ZONA-DAMAI.COM – Menteri Koordinator Bidang Perekonomian, Airlangga Hartarto mengungkapkan, pertumbuhan ekonomi sebesar 7,07 persen di kuartal II 2021 adalah pertumbuhan kuartalan tertinggi sejak subprime mortgage.

Bahkan mantan Menteri Perindustrian ini mengatakan, pertumbuhan yang diraih Indonesia pada kuartal II lebih tinggi dibanding pertumbuhan di negara-negara sekitar.

Airlangga lantas membandingkan capaian pertumbuhan ekonomi Indonesia dengan beberapa negara. Negara India hanya tumbuh 1,6 persen di kuartal II 2021, Korea Selatan hanya 5,69 persen, dan Jepang -1,6 persen.

“Perekonomian Indonesia tumbuh 7,07 (yoy) dan pertumbuhan tersebut merupakan angka pertumbuhan triwulanan tertinggi sejak beberapa waktu lalu, atau sejak subprime mortgage dan lebih tinggi dari negara sekitar,” kata Airlangga dalam konferensi pers, Kamis (5/8/2021).

Airlangga menyebut, pertumbuhan terjadi karena komponen pengeluaran atau agregat demand sudah tumbuh positif di kuartal II.

Tercatat ekspor impor tumbuh 31,78 persen (yoy) dan 31,22 persen (yoy) karena permintaan domestik dan global yang melesat. Sementara konsumsi pemerintah tumbuh 8,06 persen (yoy).

“Dan ini seiring dengan komitmen pemerintah dalam penanganan Covid-19 dan pemulihan ekonomi nasional,” tutur Airlangga.

Selanjutnya, komponen pembentuk PDB lainnya seperti PMTB turut tumbuh sebesar 7,54 (yoy) seiring dengan membaiknya kondisi perekonomian domestik.
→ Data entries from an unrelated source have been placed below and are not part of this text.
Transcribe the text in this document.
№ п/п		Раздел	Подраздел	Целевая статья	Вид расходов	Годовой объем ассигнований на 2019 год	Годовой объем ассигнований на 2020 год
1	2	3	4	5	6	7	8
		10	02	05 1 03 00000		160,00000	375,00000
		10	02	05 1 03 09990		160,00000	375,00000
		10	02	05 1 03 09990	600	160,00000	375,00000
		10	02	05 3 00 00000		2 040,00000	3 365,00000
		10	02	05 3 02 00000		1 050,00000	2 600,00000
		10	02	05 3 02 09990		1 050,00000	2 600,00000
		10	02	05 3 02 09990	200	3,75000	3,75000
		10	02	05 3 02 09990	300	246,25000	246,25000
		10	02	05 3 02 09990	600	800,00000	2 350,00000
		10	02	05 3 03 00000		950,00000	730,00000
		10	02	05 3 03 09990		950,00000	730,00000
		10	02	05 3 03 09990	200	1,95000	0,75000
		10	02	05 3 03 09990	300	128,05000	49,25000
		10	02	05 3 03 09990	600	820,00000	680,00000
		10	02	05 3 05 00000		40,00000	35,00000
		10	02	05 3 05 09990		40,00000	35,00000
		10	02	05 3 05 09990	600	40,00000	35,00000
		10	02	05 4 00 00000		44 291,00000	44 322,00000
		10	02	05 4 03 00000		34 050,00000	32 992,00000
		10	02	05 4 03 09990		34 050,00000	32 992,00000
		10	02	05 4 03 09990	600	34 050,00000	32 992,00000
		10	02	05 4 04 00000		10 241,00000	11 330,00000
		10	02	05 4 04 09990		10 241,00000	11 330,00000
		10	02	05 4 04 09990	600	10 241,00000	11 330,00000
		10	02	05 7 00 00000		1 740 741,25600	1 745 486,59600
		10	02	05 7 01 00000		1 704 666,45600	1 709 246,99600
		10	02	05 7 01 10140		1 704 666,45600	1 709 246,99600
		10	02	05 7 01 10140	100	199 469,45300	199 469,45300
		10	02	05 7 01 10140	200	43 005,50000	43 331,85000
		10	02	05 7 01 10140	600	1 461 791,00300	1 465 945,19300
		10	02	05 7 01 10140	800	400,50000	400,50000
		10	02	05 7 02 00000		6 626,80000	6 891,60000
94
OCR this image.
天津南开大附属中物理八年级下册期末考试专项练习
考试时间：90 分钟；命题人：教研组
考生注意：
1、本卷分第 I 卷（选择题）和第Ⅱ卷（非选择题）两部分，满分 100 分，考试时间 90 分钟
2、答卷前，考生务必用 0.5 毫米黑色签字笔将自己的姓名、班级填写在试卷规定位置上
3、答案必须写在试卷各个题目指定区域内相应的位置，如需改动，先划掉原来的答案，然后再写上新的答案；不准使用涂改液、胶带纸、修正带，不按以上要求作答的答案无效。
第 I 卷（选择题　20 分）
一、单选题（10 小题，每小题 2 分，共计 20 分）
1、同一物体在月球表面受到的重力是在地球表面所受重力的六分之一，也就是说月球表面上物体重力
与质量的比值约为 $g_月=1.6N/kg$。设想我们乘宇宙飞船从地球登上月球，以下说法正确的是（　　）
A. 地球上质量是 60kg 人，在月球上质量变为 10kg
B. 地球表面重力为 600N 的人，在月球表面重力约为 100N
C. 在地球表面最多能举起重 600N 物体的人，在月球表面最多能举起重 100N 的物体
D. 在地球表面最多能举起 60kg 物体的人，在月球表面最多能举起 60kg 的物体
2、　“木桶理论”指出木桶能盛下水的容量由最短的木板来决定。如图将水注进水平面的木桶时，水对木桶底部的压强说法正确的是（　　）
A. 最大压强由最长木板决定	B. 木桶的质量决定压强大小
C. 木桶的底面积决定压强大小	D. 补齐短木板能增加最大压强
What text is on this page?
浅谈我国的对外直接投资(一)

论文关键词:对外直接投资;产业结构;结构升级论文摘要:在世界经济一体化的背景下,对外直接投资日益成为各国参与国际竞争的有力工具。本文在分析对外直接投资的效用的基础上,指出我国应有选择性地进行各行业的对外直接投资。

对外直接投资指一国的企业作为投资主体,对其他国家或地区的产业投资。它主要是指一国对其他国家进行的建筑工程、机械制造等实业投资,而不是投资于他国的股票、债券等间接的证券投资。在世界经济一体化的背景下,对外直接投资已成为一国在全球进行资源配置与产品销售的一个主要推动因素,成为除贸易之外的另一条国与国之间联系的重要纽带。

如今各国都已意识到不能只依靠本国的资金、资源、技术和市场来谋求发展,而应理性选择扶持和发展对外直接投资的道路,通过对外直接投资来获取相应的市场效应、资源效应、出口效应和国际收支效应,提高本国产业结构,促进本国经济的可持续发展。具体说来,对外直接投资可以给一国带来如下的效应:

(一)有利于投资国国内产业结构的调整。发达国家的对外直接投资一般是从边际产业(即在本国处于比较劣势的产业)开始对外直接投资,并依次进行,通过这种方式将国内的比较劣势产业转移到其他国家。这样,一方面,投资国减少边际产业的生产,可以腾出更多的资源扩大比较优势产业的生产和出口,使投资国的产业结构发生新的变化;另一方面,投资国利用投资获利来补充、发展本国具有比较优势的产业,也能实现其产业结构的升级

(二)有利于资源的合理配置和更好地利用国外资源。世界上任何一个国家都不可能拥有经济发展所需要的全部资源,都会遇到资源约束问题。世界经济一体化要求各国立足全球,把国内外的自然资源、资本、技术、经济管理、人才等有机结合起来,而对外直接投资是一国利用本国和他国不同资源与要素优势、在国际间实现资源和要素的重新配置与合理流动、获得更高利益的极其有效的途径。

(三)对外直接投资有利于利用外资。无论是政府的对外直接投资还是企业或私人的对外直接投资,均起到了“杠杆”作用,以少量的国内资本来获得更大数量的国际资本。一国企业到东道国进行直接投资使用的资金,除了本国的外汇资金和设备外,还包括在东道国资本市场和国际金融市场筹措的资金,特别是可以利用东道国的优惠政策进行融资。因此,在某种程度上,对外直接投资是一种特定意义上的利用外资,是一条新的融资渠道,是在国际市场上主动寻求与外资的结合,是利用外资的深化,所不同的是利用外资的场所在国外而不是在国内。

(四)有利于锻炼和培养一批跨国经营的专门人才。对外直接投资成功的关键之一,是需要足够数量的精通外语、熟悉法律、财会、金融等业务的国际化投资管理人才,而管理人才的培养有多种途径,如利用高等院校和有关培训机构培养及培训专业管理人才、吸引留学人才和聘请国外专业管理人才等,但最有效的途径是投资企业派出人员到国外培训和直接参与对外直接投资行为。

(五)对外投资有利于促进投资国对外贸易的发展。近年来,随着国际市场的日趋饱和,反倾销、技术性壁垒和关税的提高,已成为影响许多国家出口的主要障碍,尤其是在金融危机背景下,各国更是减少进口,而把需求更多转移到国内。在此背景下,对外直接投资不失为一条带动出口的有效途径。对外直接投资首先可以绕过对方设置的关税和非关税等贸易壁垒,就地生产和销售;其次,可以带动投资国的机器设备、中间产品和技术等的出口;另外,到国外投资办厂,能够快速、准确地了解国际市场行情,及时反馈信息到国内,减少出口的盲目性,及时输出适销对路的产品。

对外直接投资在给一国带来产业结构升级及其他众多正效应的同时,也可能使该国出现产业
Membaiknya perekonomian membuat pelaku usaha meningkatkan kapasitas produksi.

Adapun konsumsi rumah tangga yang merupakan kontributor terbesar terhadap PDB tumbuh 5,93 persen (yoy) sejalan dengan meningkatnya optimisme masyarakat terhadap pemulihan ekonomi.

“Sektor supply semua sektor tumbuh positif menunjukkan perbaikan akibat meningkatnya permintaan domestik. Di sektor transportasi serta akomodasi, makanan, minuman tumbuh tinggi masing-masing 25,1 persen dan 21,58 persen karena mobilitas mulai tinggi,” pungkas Airlangga.